Umbu, a Brazil plum, is a fruit that is endemic to the Northeast
semi-arid region of Brazil. This is when the year begins, after the storms of January,
and with the starting of plantations after the first rains, with the appearance
of imbu (umbu), as they say. It is during this time of the year that holders
of knowledge (the zeladores) will choose the day for the "flechamento"(arrowing) of
the first umbu fruit to appear. The weekend after the day of “flechamento”, the
races begin in two main religious communities: at the Brejo dos Padres and at
the Serrinha community. For over 4 weekends the Pankararu come together in
these “terreiros” to dance the “torés” and sting themselves with the “ortigas of
cansanção” (plant: Cnidoscolus pubescens) and above all to seek the enchanted force for
the year. This party starts at dawn on Saturday, both in Serrinha village and
in Brejo dos Padres with people remembering all the possibilities of life in
dances of humans and animals, in beautiful choreographic movements with
cheerful beats and a special rhythm to celebrate the enchanted forces, the
beauty of animals and the relationship between humans and nonhumans in this
present world. This party ends in the fourth weekend with the performance of
"Mestre-Guia" (the Master-Guide), chief of all the enchanted forces.

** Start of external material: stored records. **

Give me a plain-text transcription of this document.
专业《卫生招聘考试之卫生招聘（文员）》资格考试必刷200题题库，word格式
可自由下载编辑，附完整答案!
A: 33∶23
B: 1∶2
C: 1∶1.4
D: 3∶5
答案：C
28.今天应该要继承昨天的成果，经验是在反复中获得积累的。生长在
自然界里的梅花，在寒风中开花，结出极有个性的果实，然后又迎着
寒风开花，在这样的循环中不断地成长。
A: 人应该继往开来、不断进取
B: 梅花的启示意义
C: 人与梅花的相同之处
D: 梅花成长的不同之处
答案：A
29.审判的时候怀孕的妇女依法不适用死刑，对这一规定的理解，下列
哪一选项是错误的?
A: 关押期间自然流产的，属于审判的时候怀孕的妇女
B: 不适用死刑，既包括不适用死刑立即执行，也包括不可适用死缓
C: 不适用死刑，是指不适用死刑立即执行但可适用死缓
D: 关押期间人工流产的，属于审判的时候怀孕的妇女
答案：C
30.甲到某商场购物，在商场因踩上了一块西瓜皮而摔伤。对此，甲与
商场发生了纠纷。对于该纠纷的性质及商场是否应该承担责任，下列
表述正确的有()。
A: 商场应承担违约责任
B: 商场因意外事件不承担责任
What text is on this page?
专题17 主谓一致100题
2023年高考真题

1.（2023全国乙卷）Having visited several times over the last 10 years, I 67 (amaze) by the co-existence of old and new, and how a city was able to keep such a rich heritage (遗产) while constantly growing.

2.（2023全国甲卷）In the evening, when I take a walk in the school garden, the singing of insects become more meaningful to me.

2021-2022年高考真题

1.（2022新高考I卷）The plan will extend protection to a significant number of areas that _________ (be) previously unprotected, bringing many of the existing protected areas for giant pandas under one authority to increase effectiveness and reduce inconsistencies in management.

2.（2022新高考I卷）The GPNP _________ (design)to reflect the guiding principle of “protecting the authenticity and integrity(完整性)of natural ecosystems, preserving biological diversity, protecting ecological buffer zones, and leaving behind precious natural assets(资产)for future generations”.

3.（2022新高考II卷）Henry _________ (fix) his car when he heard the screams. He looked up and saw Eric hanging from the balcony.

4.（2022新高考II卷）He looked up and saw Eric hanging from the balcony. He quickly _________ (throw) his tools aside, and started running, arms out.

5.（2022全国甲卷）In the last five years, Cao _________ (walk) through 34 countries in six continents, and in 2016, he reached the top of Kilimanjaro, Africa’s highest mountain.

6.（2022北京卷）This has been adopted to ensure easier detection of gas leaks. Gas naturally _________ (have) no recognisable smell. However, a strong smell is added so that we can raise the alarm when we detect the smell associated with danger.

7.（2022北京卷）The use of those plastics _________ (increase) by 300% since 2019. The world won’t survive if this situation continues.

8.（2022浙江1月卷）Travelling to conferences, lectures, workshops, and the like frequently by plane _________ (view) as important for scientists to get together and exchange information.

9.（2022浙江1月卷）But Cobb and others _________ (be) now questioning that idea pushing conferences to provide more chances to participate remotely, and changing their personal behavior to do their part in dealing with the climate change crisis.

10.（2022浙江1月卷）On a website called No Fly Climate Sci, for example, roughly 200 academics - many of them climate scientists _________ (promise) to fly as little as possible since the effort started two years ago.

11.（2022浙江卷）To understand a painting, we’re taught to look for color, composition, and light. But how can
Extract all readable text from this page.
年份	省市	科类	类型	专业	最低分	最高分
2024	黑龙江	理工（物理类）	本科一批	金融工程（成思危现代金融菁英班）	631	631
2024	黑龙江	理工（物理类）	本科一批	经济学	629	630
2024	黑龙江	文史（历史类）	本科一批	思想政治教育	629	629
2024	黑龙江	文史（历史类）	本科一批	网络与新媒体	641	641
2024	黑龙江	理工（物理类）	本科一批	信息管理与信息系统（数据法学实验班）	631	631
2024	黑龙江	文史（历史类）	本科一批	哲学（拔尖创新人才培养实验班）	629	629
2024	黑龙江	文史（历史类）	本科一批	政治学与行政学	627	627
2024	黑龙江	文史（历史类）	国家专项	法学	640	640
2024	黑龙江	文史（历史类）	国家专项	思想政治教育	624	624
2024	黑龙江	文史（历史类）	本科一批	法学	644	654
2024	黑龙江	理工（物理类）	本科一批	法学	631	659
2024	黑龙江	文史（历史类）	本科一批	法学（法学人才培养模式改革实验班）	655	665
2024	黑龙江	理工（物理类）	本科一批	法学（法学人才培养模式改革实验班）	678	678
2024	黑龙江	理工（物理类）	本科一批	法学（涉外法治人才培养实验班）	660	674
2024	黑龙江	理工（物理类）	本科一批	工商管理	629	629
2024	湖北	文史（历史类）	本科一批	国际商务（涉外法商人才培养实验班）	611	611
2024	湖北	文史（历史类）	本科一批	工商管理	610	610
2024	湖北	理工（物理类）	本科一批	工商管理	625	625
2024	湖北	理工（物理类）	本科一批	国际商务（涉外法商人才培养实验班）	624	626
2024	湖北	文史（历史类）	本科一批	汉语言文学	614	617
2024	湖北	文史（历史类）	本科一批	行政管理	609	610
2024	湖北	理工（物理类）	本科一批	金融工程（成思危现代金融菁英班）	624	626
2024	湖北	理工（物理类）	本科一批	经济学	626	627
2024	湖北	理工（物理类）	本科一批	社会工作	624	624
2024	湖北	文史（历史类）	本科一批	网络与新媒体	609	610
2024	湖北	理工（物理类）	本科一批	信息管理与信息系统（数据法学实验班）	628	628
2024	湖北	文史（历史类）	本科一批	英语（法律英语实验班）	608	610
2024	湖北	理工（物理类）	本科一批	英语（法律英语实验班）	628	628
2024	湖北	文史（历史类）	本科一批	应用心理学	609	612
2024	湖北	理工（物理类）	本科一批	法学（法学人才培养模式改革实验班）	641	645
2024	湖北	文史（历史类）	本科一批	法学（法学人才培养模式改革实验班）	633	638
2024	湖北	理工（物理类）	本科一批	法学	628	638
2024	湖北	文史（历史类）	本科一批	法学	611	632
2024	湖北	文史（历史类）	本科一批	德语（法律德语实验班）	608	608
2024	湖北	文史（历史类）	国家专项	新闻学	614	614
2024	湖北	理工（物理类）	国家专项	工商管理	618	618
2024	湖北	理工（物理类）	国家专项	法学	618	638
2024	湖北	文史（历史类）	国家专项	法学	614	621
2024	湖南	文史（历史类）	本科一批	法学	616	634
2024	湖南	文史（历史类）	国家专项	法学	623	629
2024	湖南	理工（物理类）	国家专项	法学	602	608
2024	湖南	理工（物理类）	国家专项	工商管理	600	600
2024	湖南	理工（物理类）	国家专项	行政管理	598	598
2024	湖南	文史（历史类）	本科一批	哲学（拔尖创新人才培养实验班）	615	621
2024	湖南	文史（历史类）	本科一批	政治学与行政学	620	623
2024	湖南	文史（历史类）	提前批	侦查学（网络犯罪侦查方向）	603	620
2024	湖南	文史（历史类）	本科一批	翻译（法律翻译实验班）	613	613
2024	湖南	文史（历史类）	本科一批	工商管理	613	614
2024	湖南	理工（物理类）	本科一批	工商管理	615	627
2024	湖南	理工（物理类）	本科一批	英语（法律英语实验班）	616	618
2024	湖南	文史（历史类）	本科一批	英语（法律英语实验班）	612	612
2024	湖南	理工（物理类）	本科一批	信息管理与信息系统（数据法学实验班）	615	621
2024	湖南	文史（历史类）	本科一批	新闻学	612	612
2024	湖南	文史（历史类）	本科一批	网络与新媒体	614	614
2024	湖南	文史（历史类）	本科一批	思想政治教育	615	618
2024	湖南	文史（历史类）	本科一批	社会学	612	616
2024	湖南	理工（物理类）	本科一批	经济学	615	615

The Master-Guide’s ritual, in its appropriate “terreiro” in Serrinha village,
is seen with much consternation by all who consider themselves to be part of
Pankararu identity. He is received with joy at a ceremony where silence is also
an integral part in the ritual to receive the enchanted force.
Other rituals among the Pankararu
are held according to a calendar, which is not fixed. The ritual of the "Menino
no Rancho” (Boy-in-Ranch) is a manifestation where all Pankararu are called to
participate. It involves considerable logistics and greater organization. It is
an initiation ritual and a public proclamation of a clear healling intervention of the
enchanted in the boy. The boy’s parents need to organize this ritual that lasts
one night and a full day. The boy's parents also need to arrange a very large
amount food to offer all the guests that sometimes exceed over 500 people. The
boy's parents will invite a bride and two godmothers for the boy, and will try
to enlist the highest possible number of godfathers. The bride will dance with
the boy accompanied by the two godmothers. The godfathers will play an
important role, as they will ‘fight’ with the parents to ensure that the child ‘stays
in this world’. It is a fight between the ‘heavens’ and earth in which the godparents
will guard the boy. This fight can last a whole afternoon. When it is finished,
the Praiás who will protect him for the rest of his life will finally save the
boy.
The other rituals are organized by
families that are keepers of the Praiás because each family has a certain number
of these enchanted entities. These families organize spaces (called “Poró”)
where the Praiás are stored, and where certain obligations are carried out in
order to keep alive the enchanted force between family members. In all these obligations
you will find herbs, enchanted smoke (flavoured tobacco, unique in preparation
for the enchanted forces) and “ajucá” wine (drink prepared from the “jurema”
plant). These elements are seen as a sign of respect for the sacred as they are
considered vital for sustenance in this world.